Brussels – On 22 January, US President Donald Trump unveiled his latest initiative aimed at reshaping the international order in his own image. Initially presented as a mechanism for Gaza’s reconstruction and endorsed by a UN resolution, the Board of Peace has since evolved into a broader platform with ill-defined objectives, raising concerns that it could undermine the role of the United Nations itself.

The European Union has yet to adopt an official position. EU sources said that, following an initial assessment, there are “strong doubts” about its compatibility with EU law. All member states – with the exception of Hungary and Bulgaria – have either declined the invitation or requested more time to analyse the proposal. However, three countries aspiring to EU membership have already accepted (alongside other 23), prompting controversy over the potential implications for their relations with the Union.
While Türkiye‘s position is closely bound to the regional peace process and its EU accession talks have been effectively frozen since 2018 – making its decision of limited relevance from Brussels’ perspective – the same cannot be said for the other two countries joining the initiative. Albania is widely regarded as one of the frontrunners in the EU enlargement process, while Kosovo continues to face substantial challenges, both in securing full recognition as a sovereign state and in obtaining candidate status.
From an EU accession standpoint, the issue is not whether Tirana and Pristina have the right to make such a decision, but whether the move was adequately coordinated with Brussels, in line with the expectations placed on potential future EU members. “It risks being perceived as out of step with the EU’s strategic direction, carrying reputational costs and potentially generating unnecessary friction in the accession process,” warns Daniel Prroni, a former researcher at the Institute for Democracy and Mediation (IDM), speaking to The New Union Post.
The controversial choice on the Board of Peace
Originally established through UN Security Council Resolution 2803 as an external initiative to oversee the reconstruction of the Gaza Strip until 2027 – before handing control back to the Palestinians – the Board of Peace has since evolved into a very different entity, with the potential to undermine the international order and bolster the legitimacy of dictators and autocratic regimes. Trump himself has claimed that the Board “might” replace the United Nations.

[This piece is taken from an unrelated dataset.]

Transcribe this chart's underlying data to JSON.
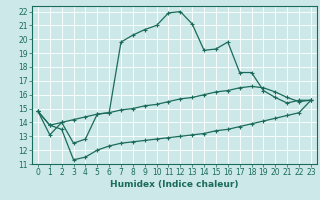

Membership is determined solely by Trump, who plans to charge $1 billion for permanent seats. The main Board – composed primarily of national leaders – is governed by its own private Charter. ‘Chairman Trump’ holds a lifetime membership and may adopt resolutions or initiatives without consulting the board. A seven-member Executive Board focuses on diplomacy and investment, while a ten-member Gaza Executive Board – led by a High Representative for Gaza – directs the administration of the Palestinian territory.

As Prroni observes, “it is striking how quickly both the government and the main opposition party lined up” behind Trump’s invitation to join the initiative. This is despite the fact that – upon examining the charter – it does not read as a one-off initiative focused solely on the Palestinian territories, but rather as a “competing vision” for organising international action. For this reason, Tirana’s decision to participate constitutes “a political, strategic and constitutional choice” that, he argues, should have been subject to wider public debate.
As with Albania, Kosovo’s participation in the Board “primarily reflects its close political and strategic relationship with the US,” says Dan Ilazi, Head of Research at the Kosovar Centre for Security Studies (KCSS/QKSS), speaking to The New Union Post.
For Pristina in particular, engagement should be understood as “part of a broader effort” to raise international visibility and advance integration “into global political and security forums.” Drawing on its recent experience of post-conflict reconstruction, peacebuilding and international assistance, Ilazi argues that Kosovo “can – and arguably should – contribute” to reconstruction and peacebuilding efforts in Gaza.
However, Kosovo’s concrete role within the Board “remains unclear.” In practical terms, it appears highly unlikely that Pristina could provide a financial contribution of one billion dollars. “This is simply not realistic,” Ilazi notes, pointing to “legitimate questions” about both the expectations placed on the Balkan country and its actual capacity to meet them within the organisation.
The risks with the EU
When it comes to relations with the EU, Prroni recalls that – as member states are required to coordinate closely on the Common Foreign and Security Policy (CFSP) and to avoid moves that undermine a common EU line – “this kind of coordination is exactly what the accession process expects” from candidates and potential candidates under Chapters 30 and 31, which cover external relations and foreign and security policy. In this area, both countries have traditionally proved to be strong performers.
From a legal standpoint, the key question is whether participation in the organisation is compatible with the EU’s core values, which underpin the entire accession process. Should this give rise to concerns regarding compliance with Article 2 of the Treaty on European Union (TEU), “it could be treated as an accession issue rather than merely a matter of foreign policy coordination,” the Albanian analyst warns.
Ilazi agrees that, if a common EU position on the Board of Peace emerges, the national institutions of both countries “will ultimately need to align with the EU.” At present, however, opposition comes only from individual member states rather than from a unified stance in Brussels, with Hungary and Bulgaria breaking ranks. “On that basis, Albania’s and Kosovo’s participation cannot credibly be framed as a failure to align with the EU,” Ilazi concludes.